HIP icon indicating copy to clipboard operation
HIP copied to clipboard

Request: implement hipOccupancyMaxPotentialBlockSize for AMD GPUs

Open kingcrimsontianyu opened this issue 6 years ago • 10 comments

Occupancy calculator API is an invaluable asset in CUDA. Unfortunately hipOccupancyMaxPotentialBlockSize is only exposed to Nvidia GPUs for the time being. It would be immensely helpful if it is implemented for AMD GPUs.

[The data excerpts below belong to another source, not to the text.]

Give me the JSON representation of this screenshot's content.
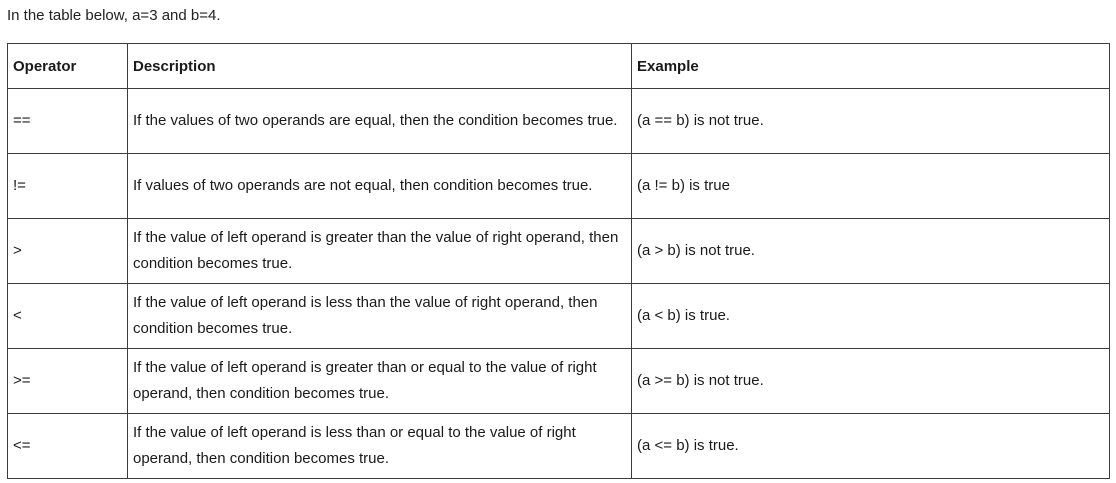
{
  "intro": "In the table below, a=3 and b=4.",
  "table": {
    "headers": {
      "operator": "Operator",
      "description": "Description",
      "example": "Example"
    },
    "rows": [
      {
        "operator": "==",
        "description": "If the values of two operands are equal, then the condition becomes true.",
        "example": "(a == b) is not true."
      },
      {
        "operator": "!=",
        "description": "If values of two operands are not equal, then condition becomes true.",
        "example": "(a != b) is true"
      },
      {
        "operator": ">",
        "description": "If the value of left operand is greater than the value of right operand, then condition becomes true.",
        "example": "(a > b) is not true."
      },
      {
        "operator": "<",
        "description": "If the value of left operand is less than the value of right operand, then condition becomes true.",
        "example": "(a < b) is true."
      },
      {
        "operator": ">=",
        "description": "If the value of left operand is greater than or equal to the value of right operand, then condition becomes true.",
        "example": "(a >= b) is not true."
      },
      {
        "operator": "<=",
        "description": "If the value of left operand is less than or equal to the value of right operand, then condition becomes true.",
        "example": "(a <= b) is true."
      }
    ]
  }
}
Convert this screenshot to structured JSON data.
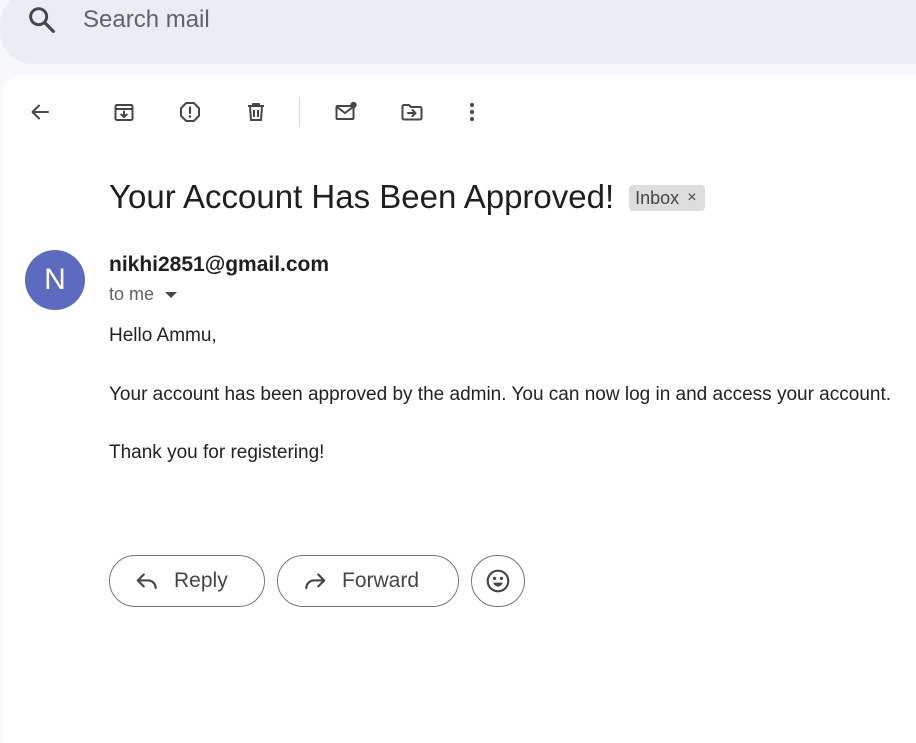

kingcrimsontianyu avatar Feb 21 '19 17:02 kingcrimsontianyu

I second this request.

Created an internal ticket SWDEV-180694 to track it. It'd be highly desirable to have this API implemented so machine learning frameworks can properly schedule available GPU resources efficiently.

whchung avatar Feb 21 '19 17:02 whchung

relevant code in TensorFlow:

https://github.com/ROCmSoftwarePlatform/tensorflow-upstream/blob/develop-upstream/tensorflow/core/util/gpu_launch_config.h#L165

Without this function implemented in HIP the grid / block size selection on AMD hardware would always be sub-optimal.

whchung avatar Mar 15 '19 16:03 whchung

I think this can be closed as of ROCm 2.7?
https://github.com/ROCm-Developer-Tools/HIP/blob/854768787ee9bbd6ed22b3e8fd0f139955a57e6a/src/hip_module.cpp#L1015

jeffdaily avatar Sep 20 '19 15:09 jeffdaily

The HIP implementation is not comparable to the corresponding CUDA function, which takes a function so that the dynamic shared memory can be a function of the block size.

image

Cc: @nbeams

jedbrown avatar Feb 13 '22 21:02 jedbrown

I would further clarify that we would like a HIP version for the driver API function cuOccupancyMaxPotentialBlockSize, which I believe corresponds to cudaOccupancyMaxPotentialBlockSizeVariableSMem in the runtime API.

nbeams avatar Feb 14 '22 16:02 nbeams

I see this was left as a TODO in https://github.com/ROCm-Developer-Tools/HIP/pull/1943/files#diff-9ec4991aeca8528b60eaf6d00b089eecda171d49742e348561c957c5fa2000feR1328-R1342

@gargrahul Can you suggest a workaround?

jedbrown avatar Feb 14 '22 18:02 jedbrown

Hello, I was wondering if this is still being worked on? It's been 2 years since last update here, and unless I have pretty bad user error, it's still not working (somehow breaking calls that occur before I even call it)

0x0015 avatar Apr 21 '24 20:04 0x0015